There was a brief article in one of my construction and remodeling magazines addressing the issue of complaints that the “Millennial” generation has about quality of workmanship, contractor professionalism and performance, and reliability. The article did not offer any solutions, just pointed out the dissatisfaction this group of consumers were having with trade and service professionals.
People surveyed for this research reported missed appointments, technicians showing up not knowing what they were to do, materials not on hand, or prices not as promised.

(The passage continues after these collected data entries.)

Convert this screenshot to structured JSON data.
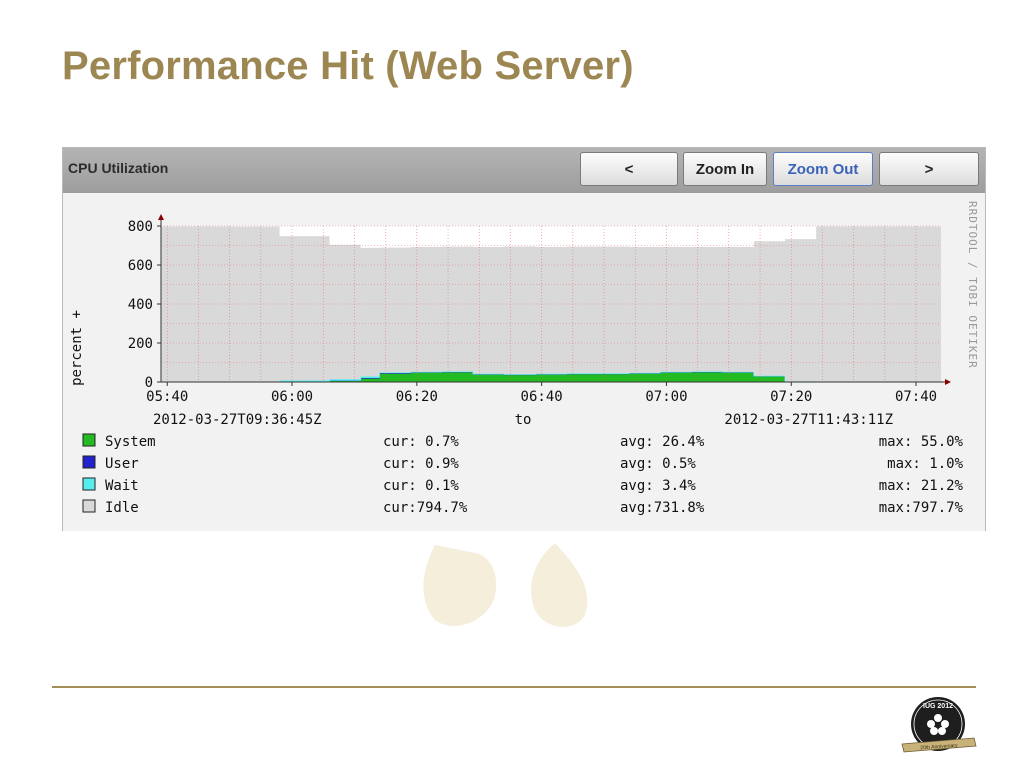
{
  "slide": {
    "title": "Performance Hit (Web Server)"
  },
  "panel": {
    "title": "CPU Utilization",
    "buttons": [
      {
        "label": "<"
      },
      {
        "label": "Zoom In"
      },
      {
        "label": "Zoom Out",
        "active": true
      },
      {
        "label": ">"
      }
    ]
  },
  "chart_data": {
    "type": "area",
    "stacked": true,
    "ylabel": "percent +",
    "watermark": "RRDTOOL / TOBI OETIKER",
    "ylim": [
      0,
      800
    ],
    "y_ticks": [
      "0",
      "200",
      "400",
      "600",
      "800"
    ],
    "x_ticks": [
      "05:40",
      "06:00",
      "06:20",
      "06:40",
      "07:00",
      "07:20",
      "07:40"
    ],
    "x_tick_minutes": [
      340,
      360,
      380,
      400,
      420,
      440,
      460
    ],
    "xlim_minutes": [
      339,
      464
    ],
    "x_start_label": "2012-03-27T09:36:45Z",
    "to_label": "to",
    "x_end_label": "2012-03-27T11:43:11Z",
    "grid": true,
    "colors": {
      "System": "#22bb22",
      "User": "#2222cc",
      "Wait": "#55eeee",
      "Idle": "#d9d9d9",
      "background": "#ffffff",
      "grid": "#e06060",
      "axis": "#8b0000"
    },
    "x_minutes": [
      339,
      350,
      358,
      366,
      371,
      374,
      379,
      384,
      389,
      394,
      399,
      404,
      409,
      414,
      419,
      424,
      429,
      434,
      439,
      444,
      449,
      454,
      459,
      464
    ],
    "series": [
      {
        "name": "System",
        "values": [
          0,
          0,
          2,
          8,
          20,
          45,
          50,
          52,
          40,
          38,
          40,
          42,
          42,
          45,
          50,
          52,
          50,
          30,
          2,
          0,
          0,
          0,
          0,
          0
        ]
      },
      {
        "name": "User",
        "values": [
          1,
          1,
          1,
          1,
          3,
          3,
          1,
          1,
          1,
          1,
          1,
          1,
          1,
          1,
          1,
          1,
          1,
          1,
          1,
          1,
          1,
          1,
          1,
          1
        ]
      },
      {
        "name": "Wait",
        "values": [
          0,
          0,
          5,
          5,
          5,
          1,
          1,
          1,
          1,
          1,
          1,
          1,
          1,
          1,
          1,
          1,
          1,
          1,
          0,
          0,
          0,
          0,
          0,
          0
        ]
      },
      {
        "name": "Idle",
        "values": [
          797,
          796,
          740,
          690,
          660,
          640,
          640,
          640,
          650,
          655,
          650,
          650,
          650,
          645,
          640,
          638,
          640,
          690,
          730,
          797,
          797,
          797,
          797,
          797
        ]
      }
    ],
    "legend": [
      {
        "name": "System",
        "cur": "cur:  0.7%",
        "avg": "avg: 26.4%",
        "max": "max: 55.0%"
      },
      {
        "name": "User",
        "cur": "cur:  0.9%",
        "avg": "avg:  0.5%",
        "max": "max:  1.0%"
      },
      {
        "name": "Wait",
        "cur": "cur:  0.1%",
        "avg": "avg:  3.4%",
        "max": "max: 21.2%"
      },
      {
        "name": "Idle",
        "cur": "cur:794.7%",
        "avg": "avg:731.8%",
        "max": "max:797.7%"
      }
    ]
  },
  "footer": {
    "logo_text": "IUG 2012",
    "logo_ribbon": "20th Anniversary"
  }
}
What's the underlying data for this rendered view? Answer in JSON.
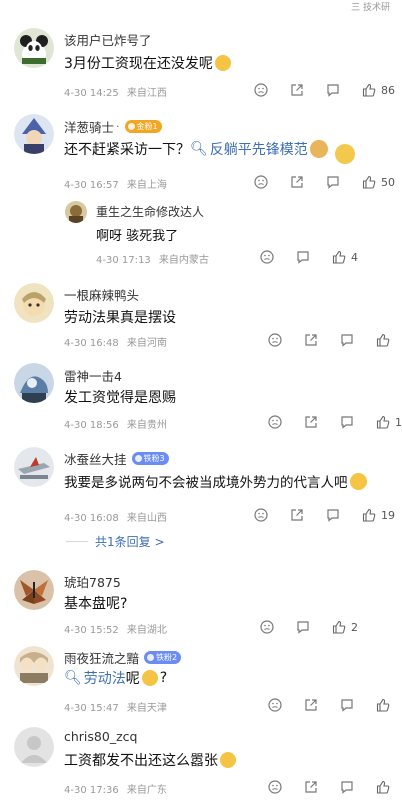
{
  "status_bar": {
    "text": "三 技术研"
  },
  "comments": [
    {
      "user": "该用户已炸号了",
      "text": "3月份工资现在还没发呢",
      "meta": {
        "date": "4-30 14:25",
        "location": "来自江西"
      },
      "likes": "86",
      "avatar_color": "#3e6b2e"
    },
    {
      "user": "洋葱骑士",
      "badge_dot": "·",
      "badge": "金粉1",
      "text": "还不赶紧采访一下？",
      "link": "反躺平先锋模范",
      "meta": {
        "date": "4-30 16:57",
        "location": "来自上海"
      },
      "likes": "50",
      "avatar_color": "#4a62a8"
    },
    {
      "user": "重生之生命修改达人",
      "text": "啊呀 骇死我了",
      "meta": {
        "date": "4-30 17:13",
        "location": "来自内蒙古"
      },
      "likes": "4",
      "avatar_color": "#8a6b3a"
    },
    {
      "user": "一根麻辣鸭头",
      "text": "劳动法果真是摆设",
      "meta": {
        "date": "4-30 16:48",
        "location": "来自河南"
      },
      "likes": "",
      "avatar_color": "#b8a46a"
    },
    {
      "user": "雷神一击4",
      "text": "发工资觉得是恩赐",
      "meta": {
        "date": "4-30 18:56",
        "location": "来自贵州"
      },
      "likes": "1",
      "avatar_color": "#5b7ea6"
    },
    {
      "user": "冰蚕丝大挂",
      "badge": "铁粉3",
      "text": "我要是多说两句不会被当成境外势力的代言人吧",
      "meta": {
        "date": "4-30 16:08",
        "location": "来自山西"
      },
      "likes": "19",
      "avatar_color": "#9aa5b0"
    },
    {
      "user": "琥珀7875",
      "text": "基本盘呢?",
      "meta": {
        "date": "4-30 15:52",
        "location": "来自湖北"
      },
      "likes": "2",
      "avatar_color": "#a0562a"
    },
    {
      "user": "雨夜狂流之黯",
      "badge": "铁粉2",
      "link": "劳动法",
      "text_after": "呢",
      "text_tail": "?",
      "meta": {
        "date": "4-30 15:47",
        "location": "来自天津"
      },
      "likes": "",
      "avatar_color": "#c8b08a"
    },
    {
      "user": "chris80_zcq",
      "text": "工资都发不出还这么嚣张",
      "meta": {
        "date": "4-30 17:36",
        "location": "来自广东"
      },
      "likes": "",
      "avatar_color": "#d9d9d9"
    }
  ],
  "replies_link": "共1条回复 >",
  "colors": {
    "link": "#3d6fb5",
    "meta": "#999999",
    "badge_blue": "#6b8df3",
    "badge_gold": "#f4a623"
  }
}
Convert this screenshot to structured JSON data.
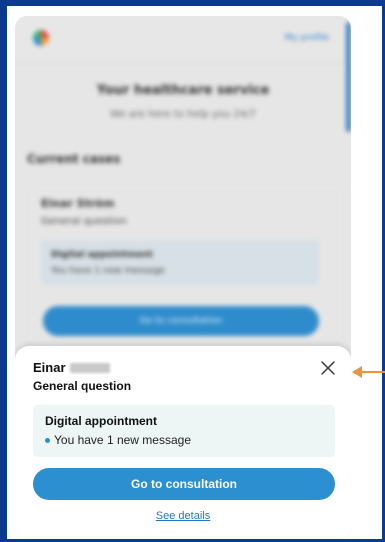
{
  "background_app": {
    "header": {
      "logo_icon": "multicolor-logo-icon",
      "profile_link": "My profile"
    },
    "title": "Your healthcare service",
    "subtitle": "We are here to help you 24/7",
    "section_title": "Current cases",
    "case_card": {
      "name": "Einar Ström",
      "question": "General question",
      "appointment_title": "Digital appointment",
      "appointment_message": "You have 1 new message",
      "button_label": "Go to consultation"
    }
  },
  "sheet": {
    "name": "Einar",
    "question": "General question",
    "close_icon": "close-icon",
    "appointment": {
      "title": "Digital appointment",
      "message": "You have 1 new message"
    },
    "primary_button": "Go to consultation",
    "details_link": "See details"
  },
  "colors": {
    "frame": "#0b3a8f",
    "accent": "#2b8fd0",
    "appointment_bg": "#edf5f5",
    "annotation_arrow": "#f0923b"
  }
}
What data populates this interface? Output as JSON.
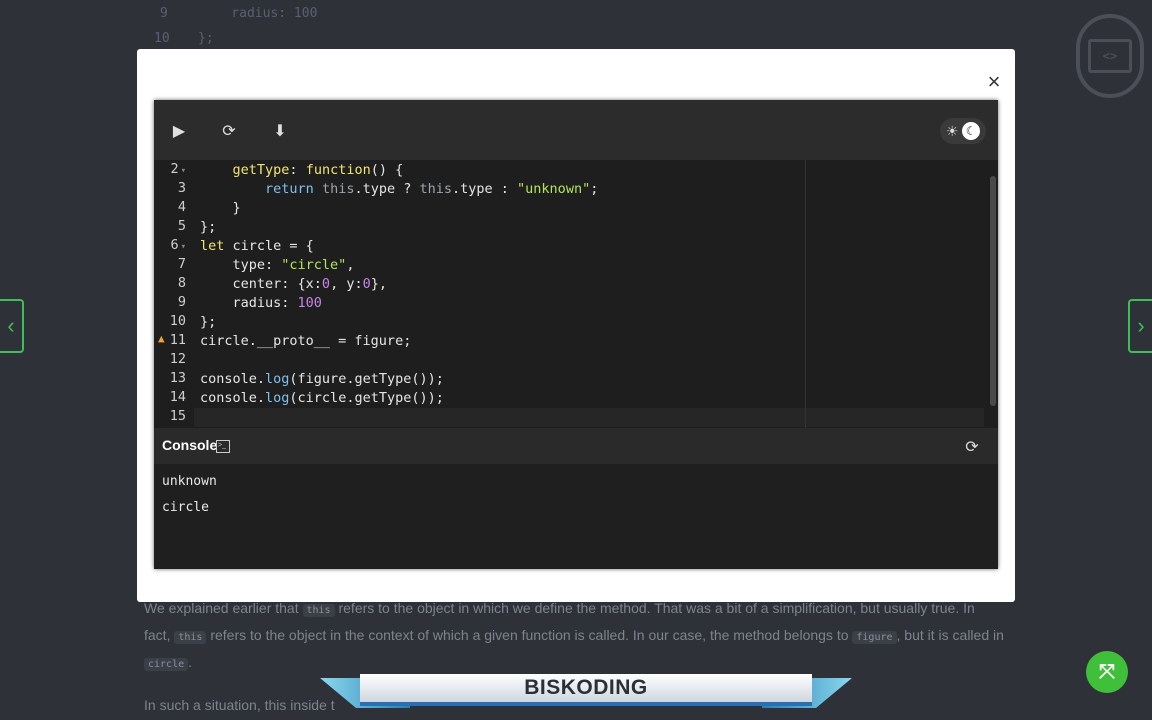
{
  "background": {
    "code_lines": [
      {
        "num": "9",
        "text": "    radius: 100"
      },
      {
        "num": "10",
        "text": "};"
      }
    ],
    "paragraph1": {
      "t1": "We explained earlier that ",
      "c1": "this",
      "t2": " refers to the object in which we define the method. That was a bit of a simplification, but usually true. In fact, ",
      "c2": "this",
      "t3": " refers to the object in the context of which a given function is called. In our case, the method belongs to ",
      "c3": "figure",
      "t4": ", but it is called in ",
      "c4": "circle",
      "t5": "."
    },
    "paragraph2": "In such a situation, this inside t"
  },
  "brand": "BISKODING",
  "modal": {
    "close_label": "×"
  },
  "toolbar": {
    "run_icon": "▶",
    "reset_icon": "⟳",
    "download_icon": "⬇",
    "sun_icon": "☀",
    "moon_icon": "☾"
  },
  "editor": {
    "lines": [
      {
        "num": "2",
        "fold": "▾"
      },
      {
        "num": "3"
      },
      {
        "num": "4"
      },
      {
        "num": "5"
      },
      {
        "num": "6",
        "fold": "▾"
      },
      {
        "num": "7"
      },
      {
        "num": "8"
      },
      {
        "num": "9"
      },
      {
        "num": "10"
      },
      {
        "num": "11",
        "warn": "▲"
      },
      {
        "num": "12"
      },
      {
        "num": "13"
      },
      {
        "num": "14"
      },
      {
        "num": "15"
      }
    ]
  },
  "console": {
    "title": "Console",
    "icon": ">_",
    "refresh_icon": "⟳",
    "output": [
      "unknown",
      "circle"
    ]
  },
  "nav": {
    "prev_icon": "‹",
    "next_icon": "›",
    "fab_icon": "⤧",
    "badge_icon": "<>"
  }
}
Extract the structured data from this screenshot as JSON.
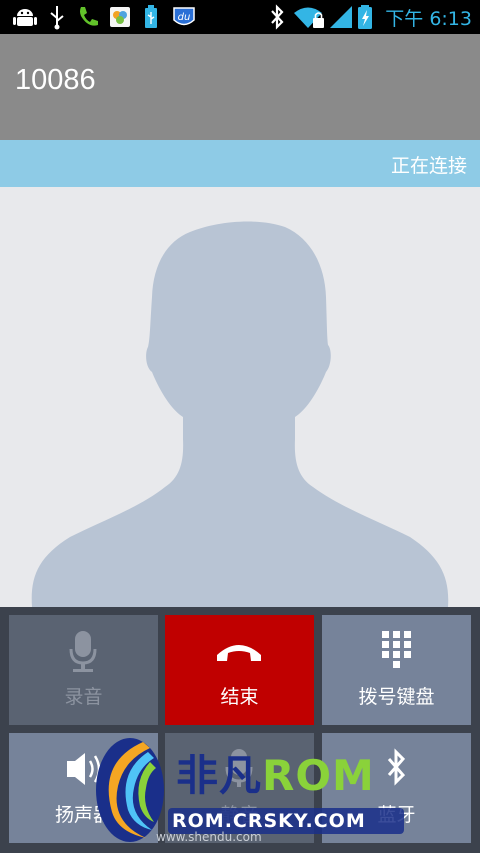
{
  "status_bar": {
    "time": "下午 6:13",
    "icons": [
      "android-icon",
      "usb-icon",
      "call-icon",
      "photos-icon",
      "usb-storage-icon",
      "baidu-du-icon",
      "bluetooth-icon",
      "wifi-icon",
      "signal-icon",
      "battery-charging-icon"
    ]
  },
  "call": {
    "number": "10086",
    "state": "正在连接"
  },
  "buttons": {
    "record": "录音",
    "end": "结束",
    "keypad": "拨号键盘",
    "speaker": "扬声器",
    "mute": "静音",
    "bluetooth": "蓝牙"
  },
  "watermark": {
    "title_cn": "非凡",
    "title_rom": "ROM",
    "url": "ROM.CRSKY.COM",
    "small": "www.shendu.com"
  },
  "colors": {
    "status_time": "#33b5e5",
    "header": "#8a8a8a",
    "state_bar": "#8ecbe6",
    "end_button": "#c00000",
    "button_active": "#76839a",
    "button_disabled": "#5a6372"
  }
}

And then it became obvious to me why this was happening. This same group was sourcing who they invited to their homes by doing Google searches and getting references from websites like Yelp. The details continued to disclose that many of the dissatisfied never had a verbal, let alone a face to face conversation with the hired professional before they showed up at their house! The booked on line, texted when necessary, left instructions, and probably paid by transfer. No wonder things went bad.
What ever happened to asking a parent, a friend, a neighbor, or a person you go to church with for a referral? This is how mistakes are avoided. People like to work with people they know and have a connection to. It is not that we are demanding special consideration, or that we are expecting some extra discount or service, we are just letting those we interact with know why and how we came to wanting to have a professional relationship with them.
How many of you do business with someone here at Church? I think about people in my life I count on for advice and professional services and the vast majority of them are all folks I sit in the pews with.
I would encourage you to get to know people of all generations at Church. Find out what they are involved in, if they are in business for themselves, where they work, how you might help each other. Ask questions. See if you may have something to offer them. Conversations go in many directions and if we can help each other out from time to time, that is a very Christ like thing.
Churches do surveys of their congregations asking “what you do”. Responders are sometimes leery to disclose the whole truth. Tell the church you are an electrician and you will be asked to do free work for all eternity right? Maybe, but not always. I would greatly like to support those who support the Church. I just do know who everybody is yet. Let me know if we could work together.
On a side note, I read a quote in a book last week that I found interesting. When asked as a young boy what he wanted to be when he grew up, John Lennon responded “Happy”. What a great and provoking answer. We should be doing what we have to, so that we can do and be what we want to.
I still do not consider my self-grown up. I turned 55 last month and feel I am still getting my adult foundation under me. Happy. I like that answer, and that is a goal I can always work towards.